Mas o que os andaluzes comiam? Dependia se viviam no campo ou em uma grande cidade como Córdoba, que tinha meio milhão de habitantes na época do Califado. Na cidade havia muito mais variedade de produtos, que podiam ser comprados frescos ou já cozidos no souk. Com trigo e outros cereais como cevada e centeio, faziam-se pães, massas (principalmente macarrão e cuscuz) e mingaus. Com arroz, favas, grão-de-bico, centeios e ervilhas faziam-se várias sopas grossas. No mercado era comum comprar a harísa pronta, uma caldeirada feita com trigo moído e caldo de carne. A asida, outro prato de trigo, mel e gordura, era outro dos alimentos básicos da Andaluzia junto com o tarid, uma sopa de pão com cordeiro, espinafre e leite. O peixe era comum entre os mais humildes hispano-muçulmanos, que quase sempre o comiam frito (portanto inventores do peixe frito) ,em conserva, salgado ou em escabeche.

A gordura da cozinha era azeite de oliva ou manteiga refinada extraída da cauda dos cordeiros. A carne deles era a mais cara e apreciada, sendo um símbolo de status social. Comiam-se também cabras, carneiros, ovelhas e vacas, bem como coelhos e caça ou aves como faisões e codornizes. Normalmente a carne era assada, cozida em molho ou transformada em linguiças e almôndegas (do árabe al-bunduqa que significa "bolinha"). 

Os andaluzes eram grandes apreciadores de doces fritos ou assados. Embora existisse açúcar de cana refinado, seu alto preço fazia com que o mel fosse normalmente usado como nos doces árabes de hoje.

Essa era mais ou menos a dieta da maioria dos hispano-muçulmanos. Os grandes banquetes iniciados por Ziryab e destinados à classe alta tornaram-se uma demonstração de requinte e sofisticação, especialmente na época do grande Califado de Córdoba (929-1031). Abdul Rahman III mandava trazer neve das montanhas para preparar sorvetes (šarbah, que também dava origem ao “xarope”) e tinha um exército de cozinheiros que cozinhavam as iguarias mais delicadas. Esta alta gastronomia é a que se pode verificar nos dois livros de receitas andaluzes que chegaram até nós: “Relevos das mesas, sobre as delícias da comida e pratos diversos”, do murciano Ibn Razin al-Tujibi, e do anónimo "Cozinha hispano-magrebina do período almóada", ambas do século XIII.
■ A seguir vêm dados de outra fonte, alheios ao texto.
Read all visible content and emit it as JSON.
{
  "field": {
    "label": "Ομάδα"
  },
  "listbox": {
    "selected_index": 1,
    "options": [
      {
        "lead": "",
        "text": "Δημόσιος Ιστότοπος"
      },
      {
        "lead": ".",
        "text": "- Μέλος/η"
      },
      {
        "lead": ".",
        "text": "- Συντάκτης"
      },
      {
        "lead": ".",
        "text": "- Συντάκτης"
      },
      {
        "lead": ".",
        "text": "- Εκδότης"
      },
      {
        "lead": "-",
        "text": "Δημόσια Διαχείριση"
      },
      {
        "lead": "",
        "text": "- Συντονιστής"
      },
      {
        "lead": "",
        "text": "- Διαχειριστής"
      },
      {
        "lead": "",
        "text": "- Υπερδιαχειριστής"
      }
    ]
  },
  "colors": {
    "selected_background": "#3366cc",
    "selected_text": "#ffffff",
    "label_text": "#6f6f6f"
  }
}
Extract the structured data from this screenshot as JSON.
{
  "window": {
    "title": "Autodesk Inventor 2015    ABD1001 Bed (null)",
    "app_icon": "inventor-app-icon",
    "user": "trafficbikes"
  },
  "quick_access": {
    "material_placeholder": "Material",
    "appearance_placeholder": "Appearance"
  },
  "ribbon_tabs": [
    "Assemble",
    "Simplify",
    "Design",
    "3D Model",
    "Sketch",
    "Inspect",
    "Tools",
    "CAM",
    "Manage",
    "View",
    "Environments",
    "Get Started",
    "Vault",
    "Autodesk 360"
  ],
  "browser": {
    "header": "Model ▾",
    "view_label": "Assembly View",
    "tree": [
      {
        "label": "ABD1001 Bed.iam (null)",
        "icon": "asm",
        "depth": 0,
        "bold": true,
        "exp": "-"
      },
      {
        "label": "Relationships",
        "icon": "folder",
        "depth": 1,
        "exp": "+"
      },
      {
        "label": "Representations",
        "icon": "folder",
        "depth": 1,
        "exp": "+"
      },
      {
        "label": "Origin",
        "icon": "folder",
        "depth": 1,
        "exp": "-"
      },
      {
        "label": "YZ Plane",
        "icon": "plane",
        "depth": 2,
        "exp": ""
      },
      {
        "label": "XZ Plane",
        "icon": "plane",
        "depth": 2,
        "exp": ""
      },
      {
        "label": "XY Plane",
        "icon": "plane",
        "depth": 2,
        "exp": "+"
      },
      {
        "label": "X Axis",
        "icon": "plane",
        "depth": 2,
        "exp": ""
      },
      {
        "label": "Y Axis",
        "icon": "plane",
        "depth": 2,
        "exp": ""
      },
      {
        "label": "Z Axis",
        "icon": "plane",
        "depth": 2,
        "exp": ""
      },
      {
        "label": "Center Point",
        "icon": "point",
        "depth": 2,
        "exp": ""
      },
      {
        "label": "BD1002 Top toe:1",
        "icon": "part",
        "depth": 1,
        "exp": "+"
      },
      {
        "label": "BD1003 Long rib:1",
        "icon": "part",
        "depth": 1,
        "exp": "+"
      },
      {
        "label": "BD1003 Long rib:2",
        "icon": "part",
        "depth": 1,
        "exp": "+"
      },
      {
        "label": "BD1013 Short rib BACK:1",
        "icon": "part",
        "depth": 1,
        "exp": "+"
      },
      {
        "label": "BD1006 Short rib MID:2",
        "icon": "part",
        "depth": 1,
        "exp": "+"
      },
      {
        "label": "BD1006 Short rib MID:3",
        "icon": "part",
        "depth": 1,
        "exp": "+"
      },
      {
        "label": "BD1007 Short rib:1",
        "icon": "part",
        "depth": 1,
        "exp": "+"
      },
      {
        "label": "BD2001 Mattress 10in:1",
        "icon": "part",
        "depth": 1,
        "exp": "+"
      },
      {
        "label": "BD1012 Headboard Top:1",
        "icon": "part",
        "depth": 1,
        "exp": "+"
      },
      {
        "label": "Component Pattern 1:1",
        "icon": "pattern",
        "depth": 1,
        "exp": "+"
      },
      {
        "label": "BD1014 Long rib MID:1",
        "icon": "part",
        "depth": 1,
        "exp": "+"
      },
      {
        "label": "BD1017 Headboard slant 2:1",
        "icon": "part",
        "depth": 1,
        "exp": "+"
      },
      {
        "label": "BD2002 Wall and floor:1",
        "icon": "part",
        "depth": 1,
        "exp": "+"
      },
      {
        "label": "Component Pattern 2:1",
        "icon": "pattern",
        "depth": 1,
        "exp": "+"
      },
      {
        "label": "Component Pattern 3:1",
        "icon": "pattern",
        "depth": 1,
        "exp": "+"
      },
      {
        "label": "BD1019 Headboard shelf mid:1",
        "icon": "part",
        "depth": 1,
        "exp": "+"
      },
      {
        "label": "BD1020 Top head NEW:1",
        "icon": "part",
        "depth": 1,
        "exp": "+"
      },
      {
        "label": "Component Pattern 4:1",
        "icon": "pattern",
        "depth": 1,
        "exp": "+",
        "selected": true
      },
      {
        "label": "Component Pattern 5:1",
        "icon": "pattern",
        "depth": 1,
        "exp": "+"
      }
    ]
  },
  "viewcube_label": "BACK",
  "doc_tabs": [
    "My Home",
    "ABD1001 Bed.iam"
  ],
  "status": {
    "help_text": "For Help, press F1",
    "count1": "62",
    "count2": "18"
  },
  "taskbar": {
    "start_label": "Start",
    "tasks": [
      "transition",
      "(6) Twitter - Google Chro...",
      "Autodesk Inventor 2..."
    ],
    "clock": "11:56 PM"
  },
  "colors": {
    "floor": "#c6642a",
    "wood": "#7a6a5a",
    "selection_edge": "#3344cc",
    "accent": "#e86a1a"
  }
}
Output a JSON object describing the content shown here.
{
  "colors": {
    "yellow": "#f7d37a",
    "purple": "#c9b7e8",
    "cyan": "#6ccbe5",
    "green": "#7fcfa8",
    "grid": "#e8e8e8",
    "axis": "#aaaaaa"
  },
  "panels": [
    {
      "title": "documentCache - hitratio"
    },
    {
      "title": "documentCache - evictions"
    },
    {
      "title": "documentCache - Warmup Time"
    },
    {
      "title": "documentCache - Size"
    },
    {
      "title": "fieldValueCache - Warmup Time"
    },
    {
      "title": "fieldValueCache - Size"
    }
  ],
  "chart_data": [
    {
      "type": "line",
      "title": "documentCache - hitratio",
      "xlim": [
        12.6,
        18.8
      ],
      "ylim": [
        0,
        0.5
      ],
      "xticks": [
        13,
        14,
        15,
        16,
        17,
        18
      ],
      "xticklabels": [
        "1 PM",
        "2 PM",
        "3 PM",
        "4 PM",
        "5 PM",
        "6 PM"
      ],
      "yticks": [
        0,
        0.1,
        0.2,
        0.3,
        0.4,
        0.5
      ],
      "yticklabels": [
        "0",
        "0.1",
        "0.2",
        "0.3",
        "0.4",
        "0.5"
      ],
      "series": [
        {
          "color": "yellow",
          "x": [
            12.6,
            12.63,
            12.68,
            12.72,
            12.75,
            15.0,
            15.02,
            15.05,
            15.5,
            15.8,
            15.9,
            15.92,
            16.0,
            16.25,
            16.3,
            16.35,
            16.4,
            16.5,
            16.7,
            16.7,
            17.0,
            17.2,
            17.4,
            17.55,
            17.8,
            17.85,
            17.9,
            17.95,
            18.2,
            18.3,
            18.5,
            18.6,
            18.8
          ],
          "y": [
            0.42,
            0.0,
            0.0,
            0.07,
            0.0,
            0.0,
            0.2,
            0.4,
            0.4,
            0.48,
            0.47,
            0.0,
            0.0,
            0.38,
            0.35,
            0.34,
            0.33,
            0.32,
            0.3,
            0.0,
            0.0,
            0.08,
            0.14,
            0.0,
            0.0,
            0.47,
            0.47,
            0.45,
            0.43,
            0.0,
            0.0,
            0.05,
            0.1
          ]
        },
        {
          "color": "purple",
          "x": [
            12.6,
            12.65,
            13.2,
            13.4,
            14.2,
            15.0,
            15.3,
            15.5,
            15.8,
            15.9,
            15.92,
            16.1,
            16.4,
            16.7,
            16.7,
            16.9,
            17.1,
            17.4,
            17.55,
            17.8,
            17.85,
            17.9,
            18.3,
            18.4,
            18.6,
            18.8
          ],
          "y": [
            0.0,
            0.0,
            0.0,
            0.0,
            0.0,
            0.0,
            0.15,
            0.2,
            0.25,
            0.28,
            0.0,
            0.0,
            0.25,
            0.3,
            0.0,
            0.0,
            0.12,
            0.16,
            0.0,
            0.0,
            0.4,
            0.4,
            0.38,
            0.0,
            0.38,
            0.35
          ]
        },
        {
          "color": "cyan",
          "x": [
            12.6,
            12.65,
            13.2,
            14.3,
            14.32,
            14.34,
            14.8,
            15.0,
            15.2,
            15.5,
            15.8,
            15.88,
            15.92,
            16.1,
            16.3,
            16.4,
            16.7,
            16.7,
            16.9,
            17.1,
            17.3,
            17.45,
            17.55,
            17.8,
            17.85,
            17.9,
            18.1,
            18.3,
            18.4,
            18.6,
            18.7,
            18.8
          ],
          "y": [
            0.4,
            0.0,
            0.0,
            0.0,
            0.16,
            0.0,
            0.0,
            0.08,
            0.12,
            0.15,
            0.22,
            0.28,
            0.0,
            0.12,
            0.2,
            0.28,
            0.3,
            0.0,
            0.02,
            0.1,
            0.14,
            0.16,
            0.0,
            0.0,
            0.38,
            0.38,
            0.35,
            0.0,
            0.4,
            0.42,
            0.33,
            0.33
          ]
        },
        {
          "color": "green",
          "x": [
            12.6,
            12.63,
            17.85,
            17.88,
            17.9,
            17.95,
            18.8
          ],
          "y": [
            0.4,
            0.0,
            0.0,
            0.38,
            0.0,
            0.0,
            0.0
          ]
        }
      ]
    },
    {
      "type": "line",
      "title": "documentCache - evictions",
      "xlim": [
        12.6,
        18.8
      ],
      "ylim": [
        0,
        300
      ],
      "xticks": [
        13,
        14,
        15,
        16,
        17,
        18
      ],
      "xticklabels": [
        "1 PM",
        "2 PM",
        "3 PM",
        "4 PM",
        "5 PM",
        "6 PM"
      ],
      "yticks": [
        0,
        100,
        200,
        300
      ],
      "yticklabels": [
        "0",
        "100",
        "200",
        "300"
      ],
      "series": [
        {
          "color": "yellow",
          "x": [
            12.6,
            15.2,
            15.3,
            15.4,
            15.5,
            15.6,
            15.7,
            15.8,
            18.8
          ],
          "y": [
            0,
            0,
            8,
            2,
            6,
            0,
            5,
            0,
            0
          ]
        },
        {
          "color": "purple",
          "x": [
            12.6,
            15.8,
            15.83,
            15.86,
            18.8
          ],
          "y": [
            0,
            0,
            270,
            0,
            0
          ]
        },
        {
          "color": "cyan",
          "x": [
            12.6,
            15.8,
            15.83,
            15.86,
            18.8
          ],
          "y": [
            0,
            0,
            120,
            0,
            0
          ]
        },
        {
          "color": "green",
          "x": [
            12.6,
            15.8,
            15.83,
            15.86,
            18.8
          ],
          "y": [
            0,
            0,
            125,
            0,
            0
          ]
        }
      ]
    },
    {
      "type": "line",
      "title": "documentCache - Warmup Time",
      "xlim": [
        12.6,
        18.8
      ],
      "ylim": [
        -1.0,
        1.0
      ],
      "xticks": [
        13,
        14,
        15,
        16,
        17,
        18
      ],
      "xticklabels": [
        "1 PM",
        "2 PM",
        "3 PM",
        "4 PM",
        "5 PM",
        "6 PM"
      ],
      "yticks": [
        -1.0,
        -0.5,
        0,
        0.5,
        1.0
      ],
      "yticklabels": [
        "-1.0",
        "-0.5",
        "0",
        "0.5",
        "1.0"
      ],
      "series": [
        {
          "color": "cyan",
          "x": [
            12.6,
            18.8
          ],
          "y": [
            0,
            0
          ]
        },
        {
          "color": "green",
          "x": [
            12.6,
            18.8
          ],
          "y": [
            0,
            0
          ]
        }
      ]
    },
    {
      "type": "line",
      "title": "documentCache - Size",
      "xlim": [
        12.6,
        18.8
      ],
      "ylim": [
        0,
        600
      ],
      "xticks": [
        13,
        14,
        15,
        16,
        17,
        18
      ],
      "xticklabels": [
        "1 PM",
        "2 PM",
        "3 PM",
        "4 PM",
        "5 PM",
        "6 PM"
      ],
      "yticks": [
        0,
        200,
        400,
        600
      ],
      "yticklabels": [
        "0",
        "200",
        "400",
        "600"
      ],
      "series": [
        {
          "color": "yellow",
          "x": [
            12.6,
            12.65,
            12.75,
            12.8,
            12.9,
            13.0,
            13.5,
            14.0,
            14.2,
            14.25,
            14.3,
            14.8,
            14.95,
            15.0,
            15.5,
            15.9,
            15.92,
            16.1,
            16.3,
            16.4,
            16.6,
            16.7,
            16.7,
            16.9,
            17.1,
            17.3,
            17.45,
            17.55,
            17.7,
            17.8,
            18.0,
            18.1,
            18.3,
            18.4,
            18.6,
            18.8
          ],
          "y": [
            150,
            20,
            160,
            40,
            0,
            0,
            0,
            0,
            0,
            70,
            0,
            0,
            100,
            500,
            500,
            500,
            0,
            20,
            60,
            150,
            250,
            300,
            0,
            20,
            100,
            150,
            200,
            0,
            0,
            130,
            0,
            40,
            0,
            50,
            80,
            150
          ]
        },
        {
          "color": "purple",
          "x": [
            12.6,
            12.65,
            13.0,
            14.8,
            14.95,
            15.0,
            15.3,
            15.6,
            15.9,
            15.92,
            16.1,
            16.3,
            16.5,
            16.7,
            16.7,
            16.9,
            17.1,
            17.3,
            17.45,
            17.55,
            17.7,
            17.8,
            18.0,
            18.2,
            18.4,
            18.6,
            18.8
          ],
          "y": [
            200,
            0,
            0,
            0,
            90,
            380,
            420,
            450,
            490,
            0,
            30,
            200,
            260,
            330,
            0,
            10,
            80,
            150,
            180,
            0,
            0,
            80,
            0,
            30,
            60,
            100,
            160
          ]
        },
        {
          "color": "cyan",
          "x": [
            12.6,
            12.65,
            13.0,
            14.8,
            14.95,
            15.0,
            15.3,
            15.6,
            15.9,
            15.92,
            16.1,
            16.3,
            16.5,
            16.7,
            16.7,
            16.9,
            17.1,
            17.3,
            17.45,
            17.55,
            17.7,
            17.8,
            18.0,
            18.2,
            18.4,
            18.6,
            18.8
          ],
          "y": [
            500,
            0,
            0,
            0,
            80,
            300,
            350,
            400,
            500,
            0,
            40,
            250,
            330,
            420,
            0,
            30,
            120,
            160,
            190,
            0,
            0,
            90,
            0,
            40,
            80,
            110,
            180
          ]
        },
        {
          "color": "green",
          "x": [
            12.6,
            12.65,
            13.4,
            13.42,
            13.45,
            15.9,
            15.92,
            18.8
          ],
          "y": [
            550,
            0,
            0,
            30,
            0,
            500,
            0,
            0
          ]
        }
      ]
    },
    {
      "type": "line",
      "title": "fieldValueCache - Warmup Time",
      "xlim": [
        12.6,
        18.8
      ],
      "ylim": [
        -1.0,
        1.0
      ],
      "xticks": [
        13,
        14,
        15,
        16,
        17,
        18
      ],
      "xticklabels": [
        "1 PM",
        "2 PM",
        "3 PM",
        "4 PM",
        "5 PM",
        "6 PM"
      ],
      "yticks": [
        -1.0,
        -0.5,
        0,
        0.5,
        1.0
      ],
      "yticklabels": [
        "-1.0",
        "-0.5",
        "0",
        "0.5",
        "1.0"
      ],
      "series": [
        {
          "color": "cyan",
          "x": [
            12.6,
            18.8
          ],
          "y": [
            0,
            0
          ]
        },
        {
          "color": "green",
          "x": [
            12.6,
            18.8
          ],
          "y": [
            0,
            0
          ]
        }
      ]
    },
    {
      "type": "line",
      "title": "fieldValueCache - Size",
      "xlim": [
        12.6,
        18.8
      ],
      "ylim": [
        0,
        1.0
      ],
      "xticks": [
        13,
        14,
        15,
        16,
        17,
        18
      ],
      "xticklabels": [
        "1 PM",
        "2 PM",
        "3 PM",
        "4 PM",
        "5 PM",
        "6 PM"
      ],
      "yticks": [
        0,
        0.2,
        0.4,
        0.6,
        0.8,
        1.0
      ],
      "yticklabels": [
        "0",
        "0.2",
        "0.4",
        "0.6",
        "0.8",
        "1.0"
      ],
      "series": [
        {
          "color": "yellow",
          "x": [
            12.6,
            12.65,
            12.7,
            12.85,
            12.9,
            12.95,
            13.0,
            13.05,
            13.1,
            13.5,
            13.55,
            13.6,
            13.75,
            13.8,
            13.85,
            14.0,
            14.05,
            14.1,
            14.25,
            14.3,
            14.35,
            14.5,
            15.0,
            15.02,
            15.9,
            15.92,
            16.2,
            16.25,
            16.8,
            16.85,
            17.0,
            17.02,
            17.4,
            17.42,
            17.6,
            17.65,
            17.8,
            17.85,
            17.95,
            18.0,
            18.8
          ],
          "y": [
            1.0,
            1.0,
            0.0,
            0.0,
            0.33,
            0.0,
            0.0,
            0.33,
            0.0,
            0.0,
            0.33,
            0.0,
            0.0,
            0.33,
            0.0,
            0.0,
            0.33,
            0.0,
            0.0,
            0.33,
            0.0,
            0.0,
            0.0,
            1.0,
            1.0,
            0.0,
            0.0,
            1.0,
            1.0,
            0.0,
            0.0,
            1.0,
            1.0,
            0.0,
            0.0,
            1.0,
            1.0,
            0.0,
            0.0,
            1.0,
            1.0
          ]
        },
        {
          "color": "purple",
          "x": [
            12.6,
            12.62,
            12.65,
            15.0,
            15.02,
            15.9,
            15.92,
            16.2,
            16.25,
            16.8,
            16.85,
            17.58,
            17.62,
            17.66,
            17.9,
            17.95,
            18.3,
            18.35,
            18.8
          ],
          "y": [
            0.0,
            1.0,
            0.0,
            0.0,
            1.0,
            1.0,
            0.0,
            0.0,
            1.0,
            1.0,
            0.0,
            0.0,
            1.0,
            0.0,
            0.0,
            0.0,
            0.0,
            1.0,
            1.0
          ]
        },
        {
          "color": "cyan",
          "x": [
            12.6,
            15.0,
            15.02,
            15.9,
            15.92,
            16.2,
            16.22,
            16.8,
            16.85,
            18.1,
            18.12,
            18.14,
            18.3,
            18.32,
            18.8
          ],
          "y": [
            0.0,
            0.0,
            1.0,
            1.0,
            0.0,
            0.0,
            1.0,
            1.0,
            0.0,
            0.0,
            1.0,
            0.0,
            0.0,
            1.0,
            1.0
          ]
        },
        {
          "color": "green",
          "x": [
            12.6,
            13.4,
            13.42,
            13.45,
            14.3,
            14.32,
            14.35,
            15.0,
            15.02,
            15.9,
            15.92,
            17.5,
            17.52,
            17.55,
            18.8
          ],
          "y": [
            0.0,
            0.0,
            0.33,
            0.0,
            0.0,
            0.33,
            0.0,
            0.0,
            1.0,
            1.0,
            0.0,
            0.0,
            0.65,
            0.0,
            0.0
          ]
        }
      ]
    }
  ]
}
Estranhamente, se você pesquisar no Google “primeiro livro de receitas espanholas” na internet, obterá o Livro de Sent Soví (1324), um livro escrito em catalão de quando a Espanha como tal ainda não existia. Devemos admitir que antes disso houve o de Ibn Razin, escrito em árabe por volta do ano 1260. No entanto, procuramos ocultar as conquistas de uma civilização brilhante e culta tão ibérica quanto a nossa. Uma sociedade bem alimentada que nos legou elementos básicos de nossa cultura gastronômica como berinjela, arroz ou açafrão, nougat, alfajores, provavelmente também salmorejo e ajoblanco, além de picles, almôndegas, sorvetes, xaropes, almojábanas, buñuelos, etc.

De Ziryab resta o ziriabi, prato feito com grãos torrados e salgados, e a ordem eterna dos pratos, que certamente durará mais mil anos. Entretanto e como uma reivindicação da cozinha andaluza, nada melhor do que preparar um dos seus pratos e saboreá-lo.

Omelete de berinjela: (de "Relevos das mesas" ou Fadalat Al-Jiwan fi tayyibat al-ta’am wa-l-alwan, Ibn Razin)

«Colha berinjelas doces e cozinhe-as com água e sal até que fiquem bem cozidas e se desfaçam. Deixe então que a água escorra, então as amasse ​​e misture num recipiente com pão ralado, ovo batido com azeite, coentros secos e canela; Bata até que tudo esteja uniforme. Em seguida, os bolos feitos com essa massa devem ser fritos em uma frigideira com óleo, até dourar. Faça um molho de vinagre, azeite e alho amassado; deixe ferver tudo e despeje sobre ele."